Investissements : 51 projets, 67 milliards de dirhams et 6.477 emplois

Investissements : 51 projets, 67 milliards de dirhams et 6.477 emplois

Moulay Hafid Elalamy semblait satisfait à propos des investisseurs marocains ayant majoritairement postulé à la 73ème commission des investissements tenue le même jour.

Lors de la présentation des projets approuvés, le ministre de l’industrie, de l’investissement, du commerce, et de l’économie numérique ne manque pas de rappeler, dans ce sens, que son objectif consiste à «encourager au maximum l’investissement marocain dans tous les secteurs». De plus, l’attractivité du Maroc s’améliore, aux yeux du ministre, d’année en année. «Nous sommes un des rares pays où il n’existe pas de distinction entre un investissement étranger ou marocain à partir du moment où l’étranger fait confiance au Maroc. Cependant, je passe dans un tamis très fin», précise-t-il en rappelant les projets de conventions d’investissement et d’avenants aux conventions d’investissement.
Sur les 51 projets approuvés pour un montant global de 67 milliards de dirhams devant permettre la création de 6.477 emplois directs, les investissements nationaux représentent la quasi-totalité des investissements projetés soumis pour approbation à la Commission, avec 61 milliards de dirhams, soit plus de 90%. Ce résultat est attribuable aux grands projets relevant des secteurs de l’industrie, des énergies renouvelables et du transport et infrastructures de transport. Quant aux joint-ventures, elles arrivent en seconde position avec près de 9% du total des montants.

L’industrie se taille la part du lion

Le secteur de l’industrie est en 1ère position avec près des deux tiers des investissements soumis à la commission, soit plus de 43 milliards de dirhams.

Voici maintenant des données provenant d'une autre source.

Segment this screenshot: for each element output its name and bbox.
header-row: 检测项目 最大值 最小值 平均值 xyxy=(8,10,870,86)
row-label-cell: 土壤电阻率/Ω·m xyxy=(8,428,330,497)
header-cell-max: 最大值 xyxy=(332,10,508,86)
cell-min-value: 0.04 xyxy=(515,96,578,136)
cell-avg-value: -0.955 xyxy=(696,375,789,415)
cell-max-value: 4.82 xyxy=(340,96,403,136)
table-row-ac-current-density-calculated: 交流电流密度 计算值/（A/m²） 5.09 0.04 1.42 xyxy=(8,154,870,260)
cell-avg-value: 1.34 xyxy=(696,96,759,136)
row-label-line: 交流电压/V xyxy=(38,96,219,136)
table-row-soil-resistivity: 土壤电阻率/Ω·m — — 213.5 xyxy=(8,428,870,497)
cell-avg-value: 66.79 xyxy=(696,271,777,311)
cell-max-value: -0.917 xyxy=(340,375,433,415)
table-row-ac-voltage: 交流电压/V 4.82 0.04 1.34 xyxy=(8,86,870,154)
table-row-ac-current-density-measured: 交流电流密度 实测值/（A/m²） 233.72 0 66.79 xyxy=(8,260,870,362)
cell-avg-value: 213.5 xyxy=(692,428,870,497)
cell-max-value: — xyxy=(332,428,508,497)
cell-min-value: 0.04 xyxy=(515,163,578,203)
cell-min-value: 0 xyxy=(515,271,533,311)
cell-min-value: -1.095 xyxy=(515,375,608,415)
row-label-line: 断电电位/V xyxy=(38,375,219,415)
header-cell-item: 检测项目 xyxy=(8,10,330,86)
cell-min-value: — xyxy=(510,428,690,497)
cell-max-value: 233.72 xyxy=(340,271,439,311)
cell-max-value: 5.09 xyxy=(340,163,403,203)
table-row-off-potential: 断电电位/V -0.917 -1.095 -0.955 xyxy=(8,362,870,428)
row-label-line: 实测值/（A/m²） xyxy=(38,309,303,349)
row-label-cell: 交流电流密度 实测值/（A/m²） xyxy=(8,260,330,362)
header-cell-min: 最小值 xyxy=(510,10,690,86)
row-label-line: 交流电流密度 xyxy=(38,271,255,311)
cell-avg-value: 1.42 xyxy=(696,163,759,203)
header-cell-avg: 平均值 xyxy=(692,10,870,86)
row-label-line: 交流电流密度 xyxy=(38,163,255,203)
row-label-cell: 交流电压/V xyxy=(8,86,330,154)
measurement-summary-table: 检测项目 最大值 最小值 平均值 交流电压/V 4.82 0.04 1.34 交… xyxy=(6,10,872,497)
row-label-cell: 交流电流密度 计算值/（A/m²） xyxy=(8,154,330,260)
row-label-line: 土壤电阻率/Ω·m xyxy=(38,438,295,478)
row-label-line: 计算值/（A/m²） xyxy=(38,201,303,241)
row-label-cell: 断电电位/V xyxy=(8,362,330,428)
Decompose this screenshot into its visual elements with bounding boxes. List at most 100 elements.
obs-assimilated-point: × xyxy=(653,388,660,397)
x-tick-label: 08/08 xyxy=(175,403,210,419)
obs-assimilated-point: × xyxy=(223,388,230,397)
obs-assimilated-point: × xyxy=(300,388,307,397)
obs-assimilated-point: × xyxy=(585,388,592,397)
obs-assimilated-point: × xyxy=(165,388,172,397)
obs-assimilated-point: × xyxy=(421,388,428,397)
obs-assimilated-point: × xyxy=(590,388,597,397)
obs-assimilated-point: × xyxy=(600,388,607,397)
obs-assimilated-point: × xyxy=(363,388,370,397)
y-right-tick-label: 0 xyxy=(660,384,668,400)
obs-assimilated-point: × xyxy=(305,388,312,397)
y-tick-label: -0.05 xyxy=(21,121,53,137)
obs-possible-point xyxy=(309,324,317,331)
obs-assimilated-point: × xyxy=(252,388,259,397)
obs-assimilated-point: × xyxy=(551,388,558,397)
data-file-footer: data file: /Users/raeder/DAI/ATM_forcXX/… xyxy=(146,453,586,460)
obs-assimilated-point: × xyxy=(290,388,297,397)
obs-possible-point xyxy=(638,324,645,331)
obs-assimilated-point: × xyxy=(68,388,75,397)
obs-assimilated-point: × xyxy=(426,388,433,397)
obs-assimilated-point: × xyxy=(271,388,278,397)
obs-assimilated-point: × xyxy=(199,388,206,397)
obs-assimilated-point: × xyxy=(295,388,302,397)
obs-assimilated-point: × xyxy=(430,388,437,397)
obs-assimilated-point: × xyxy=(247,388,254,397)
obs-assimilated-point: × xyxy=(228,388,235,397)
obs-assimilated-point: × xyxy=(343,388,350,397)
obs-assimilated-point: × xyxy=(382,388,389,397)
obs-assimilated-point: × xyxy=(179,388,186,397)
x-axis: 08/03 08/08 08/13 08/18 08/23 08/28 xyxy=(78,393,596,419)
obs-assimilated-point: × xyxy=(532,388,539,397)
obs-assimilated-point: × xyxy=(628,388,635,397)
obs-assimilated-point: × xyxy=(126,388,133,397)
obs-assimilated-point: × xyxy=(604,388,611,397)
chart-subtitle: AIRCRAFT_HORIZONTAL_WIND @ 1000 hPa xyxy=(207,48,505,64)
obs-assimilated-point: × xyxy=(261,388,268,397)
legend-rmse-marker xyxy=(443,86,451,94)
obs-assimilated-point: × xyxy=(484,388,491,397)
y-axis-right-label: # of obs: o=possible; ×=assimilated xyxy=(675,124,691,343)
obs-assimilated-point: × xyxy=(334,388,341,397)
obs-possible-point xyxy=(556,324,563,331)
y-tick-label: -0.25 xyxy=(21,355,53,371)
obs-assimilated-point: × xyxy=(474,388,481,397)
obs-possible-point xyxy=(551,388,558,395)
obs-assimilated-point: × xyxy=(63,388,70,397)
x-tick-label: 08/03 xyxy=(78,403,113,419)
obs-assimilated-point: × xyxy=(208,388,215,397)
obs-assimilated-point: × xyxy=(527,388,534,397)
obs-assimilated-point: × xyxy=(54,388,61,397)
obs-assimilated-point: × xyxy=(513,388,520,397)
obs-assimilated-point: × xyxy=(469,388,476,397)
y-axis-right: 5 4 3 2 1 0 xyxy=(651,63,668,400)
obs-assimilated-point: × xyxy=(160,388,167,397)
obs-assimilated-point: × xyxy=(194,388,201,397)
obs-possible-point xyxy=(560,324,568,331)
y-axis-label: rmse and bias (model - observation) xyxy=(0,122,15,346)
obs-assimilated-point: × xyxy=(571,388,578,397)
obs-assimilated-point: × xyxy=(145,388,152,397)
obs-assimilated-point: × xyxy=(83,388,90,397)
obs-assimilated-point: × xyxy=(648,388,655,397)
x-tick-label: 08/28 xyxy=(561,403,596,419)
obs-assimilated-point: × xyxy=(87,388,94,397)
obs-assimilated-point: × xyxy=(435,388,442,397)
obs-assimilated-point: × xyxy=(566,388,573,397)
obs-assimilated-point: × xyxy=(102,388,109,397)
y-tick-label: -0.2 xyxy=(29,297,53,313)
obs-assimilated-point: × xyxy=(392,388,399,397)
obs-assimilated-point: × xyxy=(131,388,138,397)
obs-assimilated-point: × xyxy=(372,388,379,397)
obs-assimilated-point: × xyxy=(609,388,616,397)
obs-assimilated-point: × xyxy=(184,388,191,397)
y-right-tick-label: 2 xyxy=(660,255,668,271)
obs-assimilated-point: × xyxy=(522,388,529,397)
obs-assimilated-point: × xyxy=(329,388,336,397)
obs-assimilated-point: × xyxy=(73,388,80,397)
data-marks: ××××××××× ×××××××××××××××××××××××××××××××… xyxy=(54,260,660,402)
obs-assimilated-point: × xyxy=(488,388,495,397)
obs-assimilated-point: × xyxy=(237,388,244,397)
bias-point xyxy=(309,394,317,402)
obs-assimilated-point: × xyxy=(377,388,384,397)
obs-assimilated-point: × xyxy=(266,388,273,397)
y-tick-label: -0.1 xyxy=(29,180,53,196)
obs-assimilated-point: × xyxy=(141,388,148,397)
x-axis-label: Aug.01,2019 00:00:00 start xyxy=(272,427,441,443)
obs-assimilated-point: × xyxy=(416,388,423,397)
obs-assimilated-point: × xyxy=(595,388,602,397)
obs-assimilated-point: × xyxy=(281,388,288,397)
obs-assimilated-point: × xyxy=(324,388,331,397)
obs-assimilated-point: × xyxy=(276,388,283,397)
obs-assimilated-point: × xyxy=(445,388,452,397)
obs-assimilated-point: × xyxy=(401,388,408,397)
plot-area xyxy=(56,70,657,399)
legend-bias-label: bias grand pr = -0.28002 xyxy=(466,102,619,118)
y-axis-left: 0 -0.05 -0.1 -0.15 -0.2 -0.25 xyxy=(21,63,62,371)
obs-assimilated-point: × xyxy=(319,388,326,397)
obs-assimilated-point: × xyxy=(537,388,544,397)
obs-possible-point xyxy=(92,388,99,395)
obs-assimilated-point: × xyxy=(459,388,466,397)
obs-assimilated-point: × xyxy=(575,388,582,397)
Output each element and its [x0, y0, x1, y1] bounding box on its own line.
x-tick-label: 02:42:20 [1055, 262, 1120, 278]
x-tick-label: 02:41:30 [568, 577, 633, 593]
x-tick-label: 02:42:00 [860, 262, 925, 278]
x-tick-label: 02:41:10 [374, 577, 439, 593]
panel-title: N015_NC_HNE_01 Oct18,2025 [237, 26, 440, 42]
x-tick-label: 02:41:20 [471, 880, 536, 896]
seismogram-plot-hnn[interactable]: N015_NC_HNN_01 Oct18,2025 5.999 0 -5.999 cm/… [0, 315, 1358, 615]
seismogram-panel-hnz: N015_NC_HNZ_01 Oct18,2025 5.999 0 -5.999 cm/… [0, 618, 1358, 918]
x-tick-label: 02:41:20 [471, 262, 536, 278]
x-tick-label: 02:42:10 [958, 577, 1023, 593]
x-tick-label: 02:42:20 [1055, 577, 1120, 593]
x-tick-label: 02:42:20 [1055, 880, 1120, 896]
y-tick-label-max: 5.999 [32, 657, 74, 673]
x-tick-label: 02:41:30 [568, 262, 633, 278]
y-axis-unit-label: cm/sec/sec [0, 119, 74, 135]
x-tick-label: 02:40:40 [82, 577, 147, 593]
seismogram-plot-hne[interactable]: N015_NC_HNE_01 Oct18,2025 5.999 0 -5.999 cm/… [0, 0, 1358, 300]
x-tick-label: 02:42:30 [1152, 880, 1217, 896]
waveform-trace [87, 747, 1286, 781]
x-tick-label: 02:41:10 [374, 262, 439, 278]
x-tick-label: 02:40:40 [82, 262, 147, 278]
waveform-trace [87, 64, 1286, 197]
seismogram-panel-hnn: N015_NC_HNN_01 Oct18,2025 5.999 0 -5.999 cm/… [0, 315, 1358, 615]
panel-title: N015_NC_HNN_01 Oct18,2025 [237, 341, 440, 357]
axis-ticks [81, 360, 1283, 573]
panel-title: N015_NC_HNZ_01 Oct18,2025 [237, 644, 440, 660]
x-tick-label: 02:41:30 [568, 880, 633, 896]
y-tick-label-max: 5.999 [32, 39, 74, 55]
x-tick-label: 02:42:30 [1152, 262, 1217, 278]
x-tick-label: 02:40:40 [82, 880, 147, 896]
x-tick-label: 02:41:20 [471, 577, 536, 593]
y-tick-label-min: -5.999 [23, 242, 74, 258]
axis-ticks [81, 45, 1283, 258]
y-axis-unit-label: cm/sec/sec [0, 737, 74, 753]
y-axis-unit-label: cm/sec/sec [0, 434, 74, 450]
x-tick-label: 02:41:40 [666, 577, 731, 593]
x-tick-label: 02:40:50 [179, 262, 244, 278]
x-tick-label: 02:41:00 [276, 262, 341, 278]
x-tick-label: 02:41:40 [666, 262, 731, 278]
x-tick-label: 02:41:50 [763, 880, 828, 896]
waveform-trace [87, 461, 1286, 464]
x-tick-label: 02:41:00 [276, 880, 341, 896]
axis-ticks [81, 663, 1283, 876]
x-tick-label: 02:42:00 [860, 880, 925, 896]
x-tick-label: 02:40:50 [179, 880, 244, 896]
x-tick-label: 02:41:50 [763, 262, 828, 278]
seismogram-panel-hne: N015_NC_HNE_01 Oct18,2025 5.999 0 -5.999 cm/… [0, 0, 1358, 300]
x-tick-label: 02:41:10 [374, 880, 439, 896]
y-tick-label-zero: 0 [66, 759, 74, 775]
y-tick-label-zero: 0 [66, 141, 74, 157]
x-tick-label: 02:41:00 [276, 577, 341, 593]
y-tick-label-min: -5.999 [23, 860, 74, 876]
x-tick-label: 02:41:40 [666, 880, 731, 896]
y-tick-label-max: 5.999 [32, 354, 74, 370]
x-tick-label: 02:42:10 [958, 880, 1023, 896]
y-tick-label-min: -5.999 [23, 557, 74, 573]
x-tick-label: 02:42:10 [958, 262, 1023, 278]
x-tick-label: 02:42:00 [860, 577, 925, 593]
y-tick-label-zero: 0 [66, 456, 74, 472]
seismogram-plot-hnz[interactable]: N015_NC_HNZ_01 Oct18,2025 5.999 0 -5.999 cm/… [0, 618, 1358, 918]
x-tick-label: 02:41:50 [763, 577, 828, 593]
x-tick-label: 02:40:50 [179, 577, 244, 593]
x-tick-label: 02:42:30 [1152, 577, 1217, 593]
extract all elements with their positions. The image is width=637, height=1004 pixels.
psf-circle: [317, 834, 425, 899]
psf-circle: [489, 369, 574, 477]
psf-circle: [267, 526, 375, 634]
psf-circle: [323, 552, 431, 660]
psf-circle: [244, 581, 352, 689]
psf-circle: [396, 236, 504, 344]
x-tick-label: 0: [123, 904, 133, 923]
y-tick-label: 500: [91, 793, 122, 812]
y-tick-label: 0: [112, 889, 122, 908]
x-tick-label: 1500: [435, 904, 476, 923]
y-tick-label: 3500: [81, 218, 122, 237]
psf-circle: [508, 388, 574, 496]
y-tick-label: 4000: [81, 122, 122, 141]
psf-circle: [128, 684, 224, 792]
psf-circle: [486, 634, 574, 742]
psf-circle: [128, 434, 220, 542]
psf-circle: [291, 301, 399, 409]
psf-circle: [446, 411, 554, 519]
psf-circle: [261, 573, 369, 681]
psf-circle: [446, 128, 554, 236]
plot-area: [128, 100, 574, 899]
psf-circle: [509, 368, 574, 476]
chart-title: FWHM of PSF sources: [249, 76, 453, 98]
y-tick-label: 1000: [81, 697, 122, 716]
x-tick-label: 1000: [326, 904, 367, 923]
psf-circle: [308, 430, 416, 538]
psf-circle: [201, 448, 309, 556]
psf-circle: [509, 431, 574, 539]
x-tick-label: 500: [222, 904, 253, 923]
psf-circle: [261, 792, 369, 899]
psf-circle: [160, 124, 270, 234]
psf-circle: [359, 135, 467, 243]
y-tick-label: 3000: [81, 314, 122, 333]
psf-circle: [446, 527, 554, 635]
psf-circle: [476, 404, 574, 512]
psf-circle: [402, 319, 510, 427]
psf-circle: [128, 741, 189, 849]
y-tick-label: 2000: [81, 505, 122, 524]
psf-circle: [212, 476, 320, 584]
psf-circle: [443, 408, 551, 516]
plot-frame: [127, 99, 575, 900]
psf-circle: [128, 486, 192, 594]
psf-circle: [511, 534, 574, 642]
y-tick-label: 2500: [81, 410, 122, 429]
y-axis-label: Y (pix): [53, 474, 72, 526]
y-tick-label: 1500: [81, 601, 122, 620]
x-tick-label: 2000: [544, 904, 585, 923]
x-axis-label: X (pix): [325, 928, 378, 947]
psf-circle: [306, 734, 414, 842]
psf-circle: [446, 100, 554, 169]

Quant au secteur du transport et infrastructures de transport, il occupe la 2ème position avec près de 13 milliards de dirhams, soit 19% des investissements projetés. Pour sa part, le secteur des énergies renouvelables arrive en 3ème position avec 9% des investissements projetés. A son tour, le secteur du tourisme et loisirs se place en 4ème position avec près de 7% des investissements projetés. Le tout étant réparti sur plusieurs régions du Royaume. De par sa position en termes d’investissements, le secteur de l’industrie est le premier pourvoyeur d’emplois. Les projets relevant de ce secteur prévoient la création de 4.803 emplois directs, soit les trois quarts des emplois à créer. Le secteur du tourisme et loisirs occupe la 2ème position avec 863 emplois, soit plus de 13% des emplois prévus. De même, le secteur du transport et infrastructures de transport arrive en 3ème position avec 8% des emplois projetés.
«Sur les 53 projets présentés, 2 ont reçu un avis défavorable», précise M. Elalamy qui rappelle que les projets admis n’intègrent pas le Plan d’accélération industrielle (PAI) qui, lui, relève du fonds de développement industriel. «Le PAI, c’est au jour le jour. Si des investisseurs en automobile arrivent, il y a une réactivité. Le fonds réagit à une vitesse qui est la leur. On ne peut pas se permettre d’attendre des réunions», détaille le ministre en rappelant que certains des projets admis sont lourds, s’étalant sur 5 ans, immédiats ou en cours en termes d’investissements. «Les projets soumis doivent dépasser 100 millions DH dans cette commission», enchaîne-t-il.

De la charte de l’investissement et 2 stratégies
Le ministre dit avoir présenté, jeudi, la démarche du projet de charte de l’investissement au Maroc en Conseil de gouvernement. «Cela a encore un cheminement. Nous voulons avoir la meilleure charte de l’investissement», poursuit-il en rappelant que sa démarche consiste à ouvrir le débat avec les autres ministres pour que chacun apporte sa contribution outre celle de la CGEM entre autres. Par l’occasion, le ministre précise que l’économie numérique relève toujours de son département. Il rappelle également que le ministère est restructuré avec deux agences fortes, à savoir l’AMDI qui fusionne avec Maroc Export et l’OFEC pour créer une structure de promotion du pays. La deuxième agence étant celle du numérique. «Il y a deux stratégies complètement prêtes. Il s’agit de celle du numérique et celle du commerce que j’ai terminée à la fin de mon mandat», conclut-il.